You may have noticed someone, but it wasn't me. Other than the MCU films, I can't remember when I last watched a Disney film or cartoon. As a kid, sure, but other than Aladdin and Little Mermaid in college, I am out of the loop. I've yet to see The Lion King.
That said, I find it very interesting that you are so firm in your belief that your personal opinions are immutable facts that you have convinced yourself that anyone who holds an opposite view is being paid by a corporation to lie.
That movie blew me away. I had very low expectations, granted, but left the theater wondering if I'd just seen the greatest superhero film ever. It's hard to rank it with the others because it's so different, but it's near the top no matter how I look at it. Guessing you disliked it?
I think it was implied that Wanda "tapped into" different multiverses when she created her reality in WandaVision. The kids she made there were based off her dreams of her life as a mother. In MoM it was explained that some dreams are actually glimpses of alternate realities like Dr. Strange's at the beginning of the movie.
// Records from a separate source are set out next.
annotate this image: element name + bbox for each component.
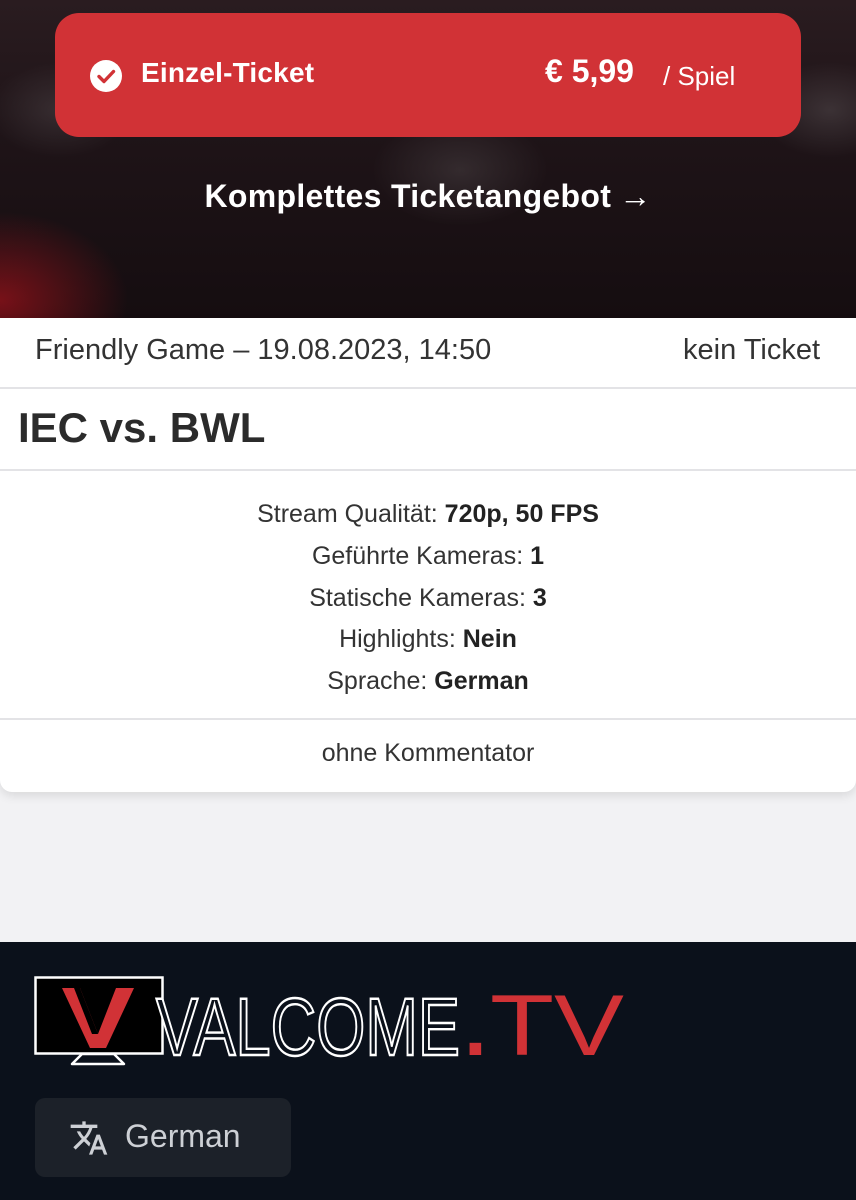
match-title: IEC vs. BWL xyxy=(18,404,266,451)
game-meta-row: Friendly Game – 19.08.2023, 14:50 kein T… xyxy=(0,318,856,389)
detail-value: 3 xyxy=(532,583,547,612)
divider xyxy=(0,718,856,720)
ticket-hero: Einzel-Ticket € 5,99 / Spiel Komplettes … xyxy=(0,0,856,318)
detail-guided-cameras: Geführte Kameras: 1 xyxy=(0,536,856,578)
ticket-name: Einzel-Ticket xyxy=(141,57,315,88)
logo-tv: TV xyxy=(490,978,624,1068)
language-switcher-button[interactable]: German xyxy=(35,1098,291,1177)
detail-static-cameras: Statische Kameras: 3 xyxy=(0,578,856,620)
detail-stream-quality: Stream Qualität: 720p, 50 FPS xyxy=(0,494,856,536)
language-label: German xyxy=(125,1118,241,1154)
detail-label: Highlights: xyxy=(339,625,456,654)
ticket-price-unit: / Spiel xyxy=(663,61,736,91)
logo-wordmark: VALCOME xyxy=(156,982,460,1068)
checkmark-circle-icon xyxy=(90,60,122,92)
detail-value: 1 xyxy=(530,541,545,570)
ticket-status: kein Ticket xyxy=(683,334,820,366)
ticket-price: € 5,99 xyxy=(545,53,634,89)
logo-dot: . xyxy=(464,982,487,1068)
all-tickets-link[interactable]: Komplettes Ticketangebot → xyxy=(0,178,856,215)
detail-label: Stream Qualität: xyxy=(257,500,438,528)
stream-details: Stream Qualität: 720p, 50 FPS Geführte K… xyxy=(0,494,856,703)
divider xyxy=(0,469,856,471)
detail-label: Sprache: xyxy=(327,667,428,696)
detail-label: Geführte Kameras: xyxy=(311,541,524,570)
detail-value: German xyxy=(434,667,529,696)
all-tickets-label: Komplettes Ticketangebot xyxy=(204,178,612,214)
detail-label: Statische Kameras: xyxy=(309,583,526,612)
detail-value: Nein xyxy=(462,625,517,654)
valcome-tv-logo[interactable]: VALCOME . TV xyxy=(34,976,634,1068)
commentary-info: ohne Kommentator xyxy=(321,739,535,767)
game-card: Friendly Game – 19.08.2023, 14:50 kein T… xyxy=(0,318,856,792)
single-ticket-option[interactable]: Einzel-Ticket € 5,99 / Spiel xyxy=(55,13,801,137)
detail-highlights: Highlights: Nein xyxy=(0,619,856,661)
game-info: Friendly Game – 19.08.2023, 14:50 xyxy=(35,334,492,366)
translate-icon xyxy=(70,1121,108,1155)
arrow-right-icon: → xyxy=(619,178,652,214)
detail-language: Sprache: German xyxy=(0,661,856,703)
detail-value: 720p, 50 FPS xyxy=(444,500,599,528)
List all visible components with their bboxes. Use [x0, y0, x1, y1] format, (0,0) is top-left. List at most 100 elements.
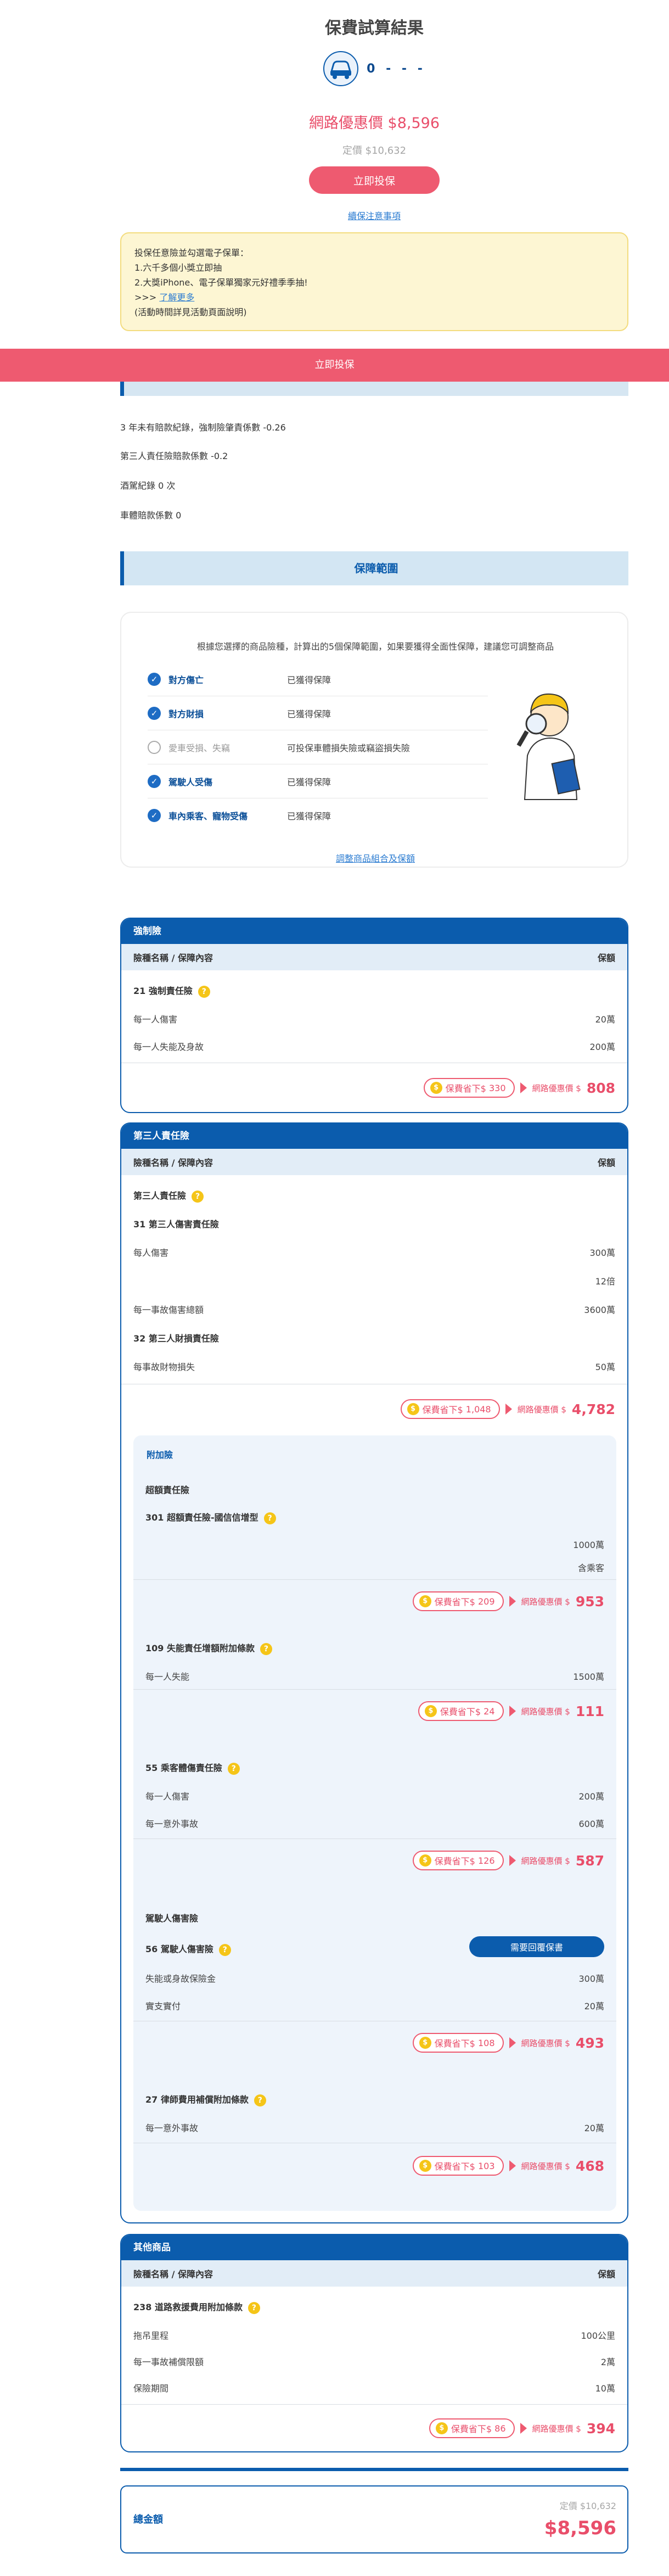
row-label: 每一人傷害	[133, 1014, 178, 1025]
row-label: 保險期間	[133, 2383, 169, 2394]
empty-circle-icon	[148, 740, 161, 754]
row-label: 每一意外事故	[145, 2123, 199, 2133]
item-name: 238 道路救援費用附加條款	[133, 2302, 243, 2312]
coin-icon: $	[419, 1854, 431, 1867]
col-header-name: 險種名稱 / 保障內容	[133, 953, 213, 963]
row-label: 失能或身故保險金	[145, 1974, 216, 1984]
coin-icon: $	[430, 1082, 442, 1094]
coin-icon: $	[419, 1595, 431, 1607]
savings-badge: $ 保費省下$ 103	[412, 2156, 504, 2176]
row-value: 2萬	[600, 2357, 615, 2367]
net-amount: 808	[586, 1080, 615, 1096]
row-value: 含乘客	[577, 1563, 604, 1573]
help-icon[interactable]: ?	[192, 1190, 204, 1203]
total-net-price: $8,596	[544, 2517, 616, 2539]
help-icon[interactable]: ?	[218, 1943, 231, 1956]
net-label: 網路優惠價 $	[521, 2161, 570, 2171]
savings-badge: $ 保費省下$ 330	[423, 1078, 515, 1098]
row-label: 每人傷害	[133, 1248, 169, 1258]
addon-panel: 附加險 超額責任險 301 超額責任險-國信信增型? 1000萬 含乘客 $ 保費…	[133, 1435, 616, 2211]
insurance-item: 301 超額責任險-國信信增型?	[145, 1510, 604, 1524]
help-icon[interactable]: ?	[227, 1762, 240, 1775]
coverage-name: 駕駛人受傷	[168, 776, 213, 787]
page-title: 保費試算結果	[325, 19, 424, 38]
coverage-status: 可投保車體損失險或竊盜損失險	[287, 742, 411, 753]
row-label: 每事故財物損失	[133, 1362, 195, 1372]
row-value: 12倍	[595, 1276, 615, 1287]
savings-badge: $ 保費省下$ 126	[412, 1851, 504, 1870]
item-name: 109 失能責任增額附加條款	[145, 1643, 255, 1653]
net-label: 網路優惠價 $	[521, 1706, 570, 1717]
promo-line: 2.大獎iPhone、電子保單獨家元好禮季季抽!	[134, 277, 308, 288]
table-row: 每一人失能及身故 200萬	[133, 1040, 615, 1053]
savings-badge: $ 保費省下$ 209	[412, 1591, 504, 1611]
coin-icon: $	[407, 1403, 419, 1415]
item-name: 第三人責任險	[133, 1191, 187, 1201]
table-row: 每一人失能 1500萬	[145, 1669, 604, 1683]
check-icon: ✓	[148, 672, 161, 686]
adjust-products-link[interactable]: 調整商品組合及保額	[121, 851, 629, 864]
row-label: 每一意外事故	[145, 1819, 199, 1829]
savings-badge: $ 保費省下$ 86	[429, 2418, 515, 2438]
help-icon[interactable]: ?	[263, 1512, 276, 1524]
total-divider	[120, 2468, 628, 2471]
table-row: 實支實付 20萬	[145, 1999, 604, 2012]
coin-icon: $	[424, 1705, 437, 1717]
net-amount: 587	[575, 1852, 604, 1869]
promo-footnote: (活動時間詳見活動頁面說明)	[134, 307, 247, 317]
net-label: 網路優惠價 $	[532, 1083, 581, 1093]
table-row: 每一意外事故 20萬	[145, 2121, 604, 2134]
table-row: 每一事故傷害總額 3600萬	[133, 1303, 615, 1316]
promo-line: 1.六千多個小獎立即抽	[134, 262, 222, 273]
save-prefix: 保費省下$	[434, 2161, 475, 2172]
net-label: 網路優惠價 $	[521, 2038, 570, 2048]
coverage-item: ✓ 對方傷亡 已獲得保障	[148, 662, 488, 696]
col-header-name: 險種名稱 / 保障內容	[133, 2269, 213, 2279]
promo-more-prefix: >>>	[134, 292, 157, 303]
insurance-item: 238 道路救援費用附加條款?	[133, 2300, 615, 2314]
coverage-status: 已獲得保障	[287, 708, 331, 719]
check-icon: ✓	[148, 774, 161, 788]
table-row: 每一人傷害 20萬	[133, 1012, 615, 1025]
renewal-notice-link[interactable]: 續保注意事項	[120, 209, 628, 222]
apply-button[interactable]: 立即投保	[309, 166, 440, 194]
save-prefix: 保費省下$	[440, 1707, 481, 1717]
sticky-apply-bar[interactable]: 立即投保	[0, 349, 669, 382]
promo-more: >>> 了解更多	[134, 290, 614, 305]
help-icon[interactable]: ?	[254, 2094, 266, 2106]
arrow-right-icon	[509, 1855, 516, 1866]
section-strip	[120, 382, 628, 396]
license-plate: 0 - - -	[367, 62, 426, 76]
learn-more-link[interactable]: 了解更多	[159, 292, 194, 303]
coverage-status: 已獲得保障	[287, 776, 331, 787]
table-header: 險種名稱 / 保障內容 保額	[121, 944, 627, 970]
help-icon[interactable]: ?	[260, 1642, 272, 1655]
save-prefix: 保費省下$	[422, 1405, 463, 1415]
coverage-item: ✓ 對方財損 已獲得保障	[148, 696, 488, 730]
total-label: 總金額	[133, 2514, 163, 2525]
save-prefix: 保費省下$	[451, 2424, 492, 2434]
save-amount: 108	[477, 2037, 495, 2048]
net-amount: 394	[586, 2420, 615, 2437]
savings-badge: $ 保費省下$ 1,048	[400, 1399, 500, 1419]
help-icon[interactable]: ?	[198, 985, 210, 998]
price-line: $ 保費省下$ 108 網路優惠價 $ 493	[412, 2033, 604, 2053]
sub-item: 31 第三人傷害責任險	[133, 1219, 219, 1230]
reply-insurance-button[interactable]: 需要回覆保書	[469, 1936, 604, 1957]
check-icon: ✓	[148, 706, 161, 720]
row-value: 1500萬	[573, 1672, 604, 1682]
coin-icon: $	[419, 2037, 431, 2049]
insurance-item: 第三人責任險?	[133, 1188, 615, 1203]
net-label: 網路優惠價 $	[532, 2423, 581, 2434]
list-price: 定價 $10,632	[342, 145, 407, 157]
net-amount: 953	[575, 1593, 604, 1610]
price-line: $ 保費省下$ 103 網路優惠價 $ 468	[412, 2156, 604, 2176]
row-label: 每一事故補償限額	[133, 2357, 204, 2367]
price-line: $ 保費省下$ 126 網路優惠價 $ 587	[412, 1851, 604, 1870]
row-value: 20萬	[584, 2001, 604, 2011]
help-icon[interactable]: ?	[248, 2301, 260, 2314]
row-label: 拖吊里程	[133, 2331, 169, 2341]
row-label: 每一事故傷害總額	[133, 1305, 204, 1315]
total-box: 總金額 定價 $10,632 $8,596	[120, 2485, 628, 2553]
coverage-status: 已獲得保障	[287, 811, 331, 822]
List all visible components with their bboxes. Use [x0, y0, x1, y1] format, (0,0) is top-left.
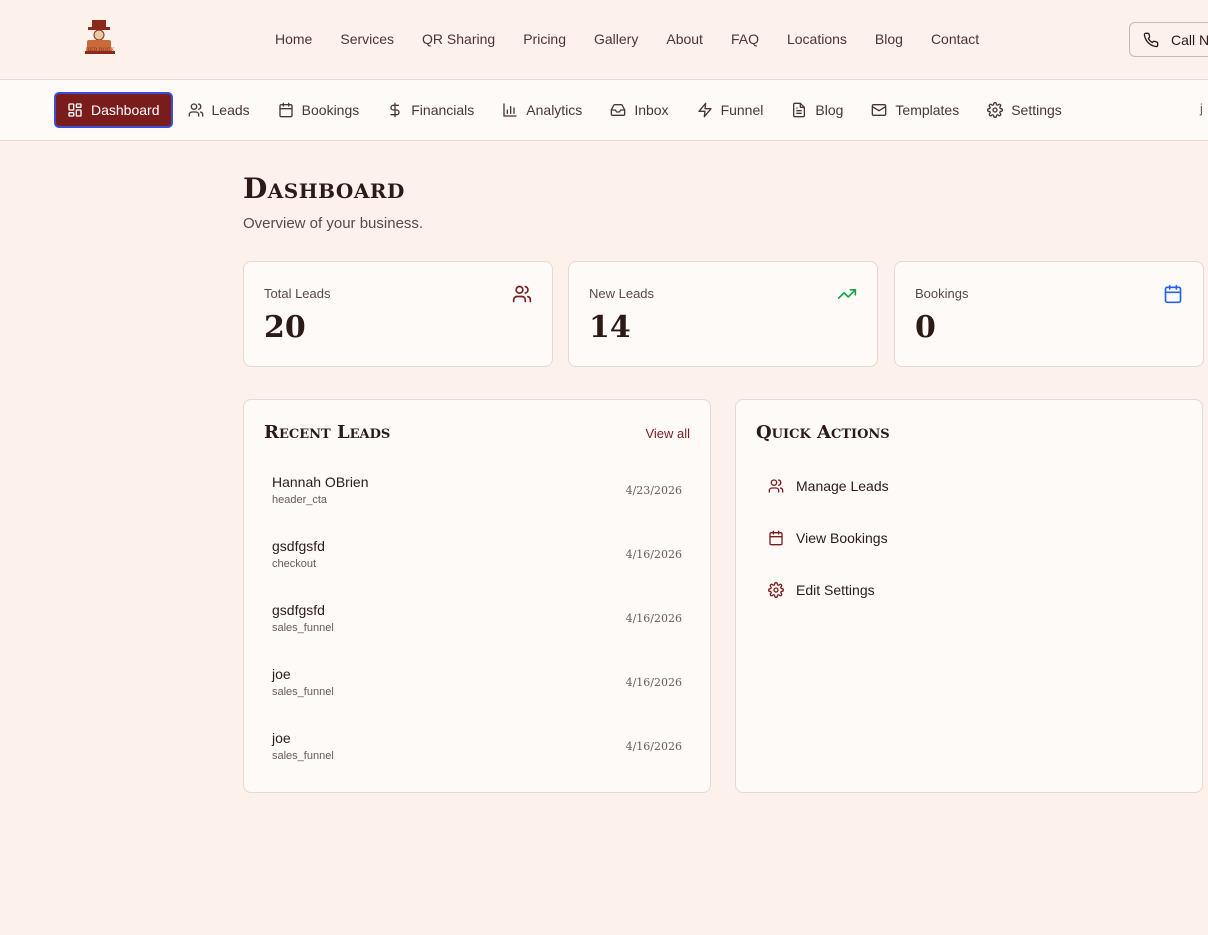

It's shown Wanda having dreams of tucking in her kids before bed, which is actually her viewing an alternate reality of herself, and she based her kids in WandaVision off those kids, hence why they look the same.
Doctor Strange was able to search through 14 million scenarios to find one where Iron Man was able to defeat Thanos.
The Scarlet Witch - who, as a "Nexus being", is already more powerful than Doctor Strange (and also has the Darkhold boosting her powers) - was able to find the one parallel Earth where the children she mystically created in Westview were actually real, presumably fathered by a flesh-and-blood Vision.
If this seems "unrealistic", that's just how these movies and TV series roll. We already saw in 'Loki' that there is a parallel Earth where Thor is a super-powered frog wearing a tiny helmet.
I do agree that Wanda coming to terms with her trauma over the course of 'WandaVision', but then turning into a supervillain during a 10-second post-credit scene, was rushed.
The Scarlet Witch is just a messily-written character, both in the comics and film.